Cette théâtralité consentie est bien entendu la conséquence directe de l’inspiration tragique du scénario, avec son lot de mensonges, de trahisons et de sacrifices. Le palais lui-même est appréhendé comme une scène de théâtre claustrophobique où les lumières s’allument dès qu’un personnage s’aventure dans une nouvelle pièce. Cette image récurrente de la lumière n’est évidemment pas innocente. Si la tragédie antique est régie par une fatalité inéluctable, les personnages de Visconti, ont la chance d’avoir encore suffisamment de liberté pour être maîtres de leur destinée. Mais pour ce faire, il leur importe de « bien voir », comme ne cessent de le rappeler des échanges qui déclinent à outrance le champ lexical de la vue. Pervers, le réalisateur complexifie le processus en juxtaposant différents niveaux de focalisation. Plusieurs regards se rencontrent donc : celui des personnages (qui chacun à son niveau portent un « regard » sur le drame en cours), celui de Visconti (par l’usage des zooms qui viennent pointer activement un élément du cadre), et enfin, un regard neutre (celui des plongées en plan large qui crée une distance froide, proche du travail d’ethnologue). Quoi qu’il en soit, dans Sandra, le cours des images reste régi par la même nécessité : conduire les personnages vers un processus de révélation (mot qui prend tout son sens quand on le charge de son acception photographique). À l’image de la scène de la citerne, première confrontation entre Sandra et son frère (et peut-être plus beau passage du film), il faut redescendre les escaliers en colimaçon du temps pour accéder à la clarté de l’esprit. L’empreinte du souvenir, elle, restera à jamais marquée dans des eaux stagnantes aux multiples reflets.

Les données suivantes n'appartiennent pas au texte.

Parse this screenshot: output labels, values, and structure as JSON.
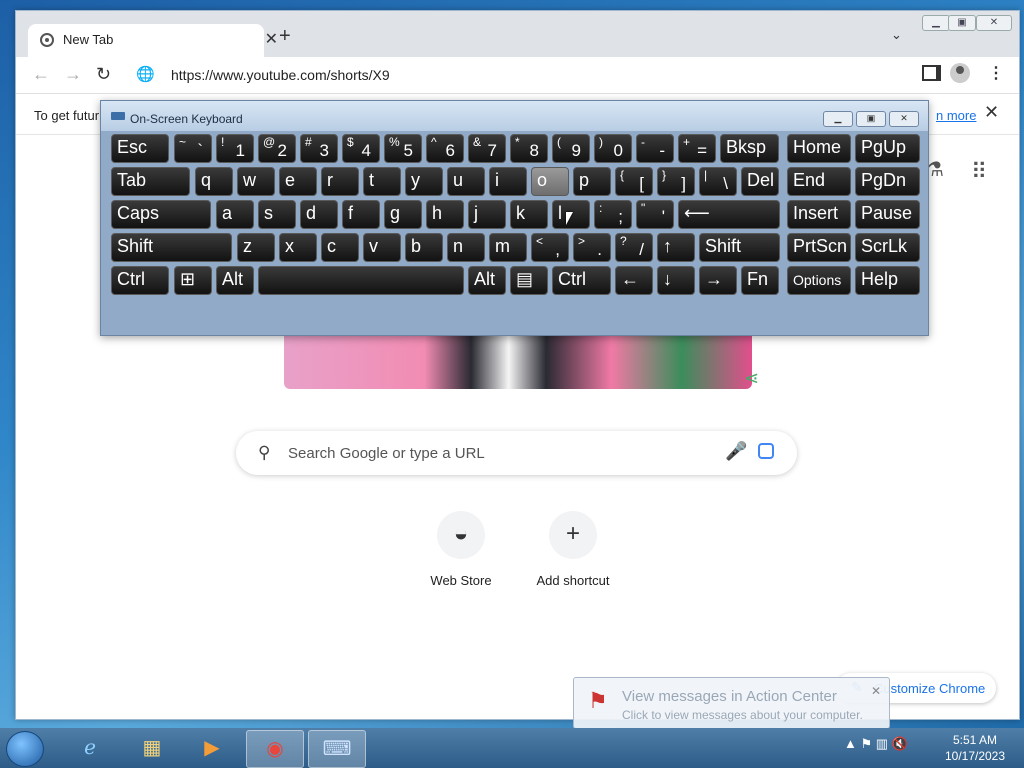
{
  "browser": {
    "tab_title": "New Tab",
    "tab_close": "✕",
    "new_tab": "+",
    "url": "https://www.youtube.com/shorts/X9",
    "infobar_message": "To get futur",
    "infobar_link": "n more",
    "infobar_close": "✕"
  },
  "newtab": {
    "search_placeholder": "Search Google or type a URL",
    "shortcuts": [
      {
        "label": "Web Store",
        "icon": "web-store-icon"
      },
      {
        "label": "Add shortcut",
        "icon": "plus-icon",
        "glyph": "+"
      }
    ],
    "customize_label": "Customize Chrome"
  },
  "keyboard": {
    "title": "On-Screen Keyboard",
    "rows": [
      [
        {
          "m": "Esc"
        },
        {
          "sh": "~",
          "lo": "`"
        },
        {
          "sh": "!",
          "lo": "1"
        },
        {
          "sh": "@",
          "lo": "2"
        },
        {
          "sh": "#",
          "lo": "3"
        },
        {
          "sh": "$",
          "lo": "4"
        },
        {
          "sh": "%",
          "lo": "5"
        },
        {
          "sh": "^",
          "lo": "6"
        },
        {
          "sh": "&",
          "lo": "7"
        },
        {
          "sh": "*",
          "lo": "8"
        },
        {
          "sh": "(",
          "lo": "9"
        },
        {
          "sh": ")",
          "lo": "0"
        },
        {
          "sh": "-",
          "lo": "-"
        },
        {
          "sh": "+",
          "lo": "="
        },
        {
          "m": "Bksp"
        },
        {
          "m": "Home"
        },
        {
          "m": "PgUp"
        }
      ],
      [
        {
          "m": "Tab"
        },
        {
          "m": "q"
        },
        {
          "m": "w"
        },
        {
          "m": "e"
        },
        {
          "m": "r"
        },
        {
          "m": "t"
        },
        {
          "m": "y"
        },
        {
          "m": "u"
        },
        {
          "m": "i"
        },
        {
          "m": "o",
          "hl": true
        },
        {
          "m": "p"
        },
        {
          "sh": "{",
          "lo": "["
        },
        {
          "sh": "}",
          "lo": "]"
        },
        {
          "sh": "|",
          "lo": "\\"
        },
        {
          "m": "Del"
        },
        {
          "m": "End"
        },
        {
          "m": "PgDn"
        }
      ],
      [
        {
          "m": "Caps"
        },
        {
          "m": "a"
        },
        {
          "m": "s"
        },
        {
          "m": "d"
        },
        {
          "m": "f"
        },
        {
          "m": "g"
        },
        {
          "m": "h"
        },
        {
          "m": "j"
        },
        {
          "m": "k"
        },
        {
          "m": "l"
        },
        {
          "sh": ":",
          "lo": ";"
        },
        {
          "sh": "\"",
          "lo": "'"
        },
        {
          "m": "⟵"
        },
        {
          "m": "Insert"
        },
        {
          "m": "Pause"
        }
      ],
      [
        {
          "m": "Shift"
        },
        {
          "m": "z"
        },
        {
          "m": "x"
        },
        {
          "m": "c"
        },
        {
          "m": "v"
        },
        {
          "m": "b"
        },
        {
          "m": "n"
        },
        {
          "m": "m"
        },
        {
          "sh": "<",
          "lo": ","
        },
        {
          "sh": ">",
          "lo": "."
        },
        {
          "sh": "?",
          "lo": "/"
        },
        {
          "m": "↑"
        },
        {
          "m": "Shift"
        },
        {
          "m": "PrtScn"
        },
        {
          "m": "ScrLk"
        }
      ],
      [
        {
          "m": "Ctrl"
        },
        {
          "m": "⊞"
        },
        {
          "m": "Alt"
        },
        {
          "m": ""
        },
        {
          "m": "Alt"
        },
        {
          "m": "▤"
        },
        {
          "m": "Ctrl"
        },
        {
          "m": "←"
        },
        {
          "m": "↓"
        },
        {
          "m": "→"
        },
        {
          "m": "Fn"
        },
        {
          "m": "Options",
          "small": true
        },
        {
          "m": "Help"
        }
      ]
    ]
  },
  "notification": {
    "title": "View messages in Action Center",
    "subtitle": "Click to view messages about your computer.",
    "close": "✕"
  },
  "taskbar": {
    "time": "5:51 AM",
    "date": "10/17/2023",
    "apps": [
      "internet-explorer-icon",
      "file-explorer-icon",
      "media-player-icon",
      "chrome-icon",
      "on-screen-keyboard-icon"
    ]
  }
}
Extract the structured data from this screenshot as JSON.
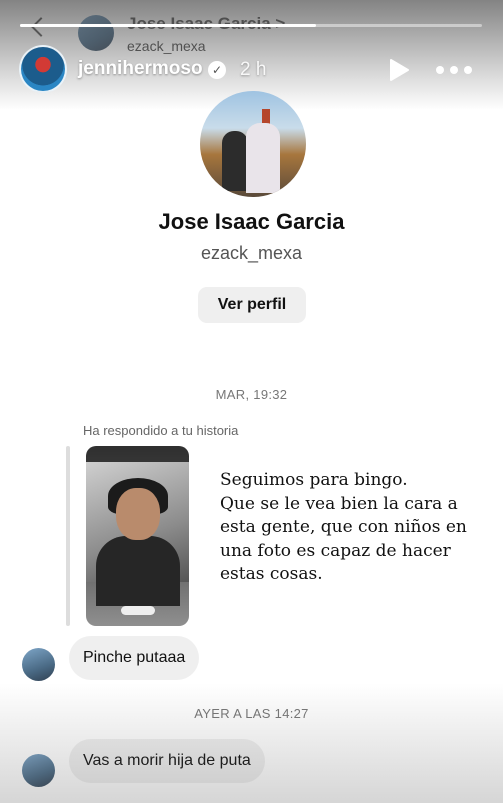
{
  "story": {
    "progress_fraction": 0.64,
    "author": "jennihermoso",
    "verified_icon": "verified-badge-icon",
    "posted": "2 h",
    "play_icon": "play-icon",
    "more_icon": "more-horizontal-icon"
  },
  "dm_header": {
    "name": "Jose Isaac Garcia",
    "chevron": ">",
    "username": "ezack_mexa"
  },
  "profile": {
    "name": "Jose Isaac Garcia",
    "username": "ezack_mexa",
    "view_profile_label": "Ver perfil"
  },
  "thread": {
    "timestamp_1": "MAR, 19:32",
    "reply_label": "Ha respondido a tu historia",
    "story_text_lines": [
      "Seguimos para bingo.",
      "Que se le vea bien la cara a",
      "esta gente, que con niños en",
      "una foto es capaz de hacer",
      "estas cosas."
    ],
    "message_1": "Pinche putaaa",
    "timestamp_2": "AYER A LAS 14:27",
    "message_2": "Vas a morir hija de puta"
  },
  "colors": {
    "bubble_bg": "#efefef",
    "button_bg": "#efefef",
    "timestamp_text": "#777777"
  }
}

Une chose est sûre. Tout est « pourri » à Volterra, de la ville sujette à décomposition aux liens familiaux meurtris par la honte. Les tabous affleurent. L’un est historique et lié au nazisme. À ce niveau, l’acte de délation de la mère de Sandra ne fait aucun doute. L’autre est plus intime et renvoie à la relation incestueuse entre le frère et la sœur, réalité qui affleure sans vraiment éclater. De ce soupçon d’un amour interdit, il reste des images qui parlent d’elles-mêmes (l’alliance de Sandra que le frère veut porter) et surtout le livre écrit par Gianni, livre qui a justement pour titre les premiers vers du poème de Leopardi Vaghe Stelle dell’Orsa, et dont on ne sait pas trop si la matière « scandaleuse » est pure projection ou témoignage d’adolescence. La boîte de Pandore ainsi ouverte et pour que Sandra puisse sereinement construire sa nouvelle vie avec Andrew, il lui faut tuer (symboliquement ou non) père, mère et frère. La morale de Visconti est, en ce sens, quasi psychanalytique. La démarche, elle, n’est heureusement jamais psychologisante. Et c’est là où Sandra trouve parfaitement sa place dans la filmographie de Visconti : des ruines peut naître le renouveau (qu’il soit politique, social ou individuel), ce qui suppose implacablement l’anéantissement du passé.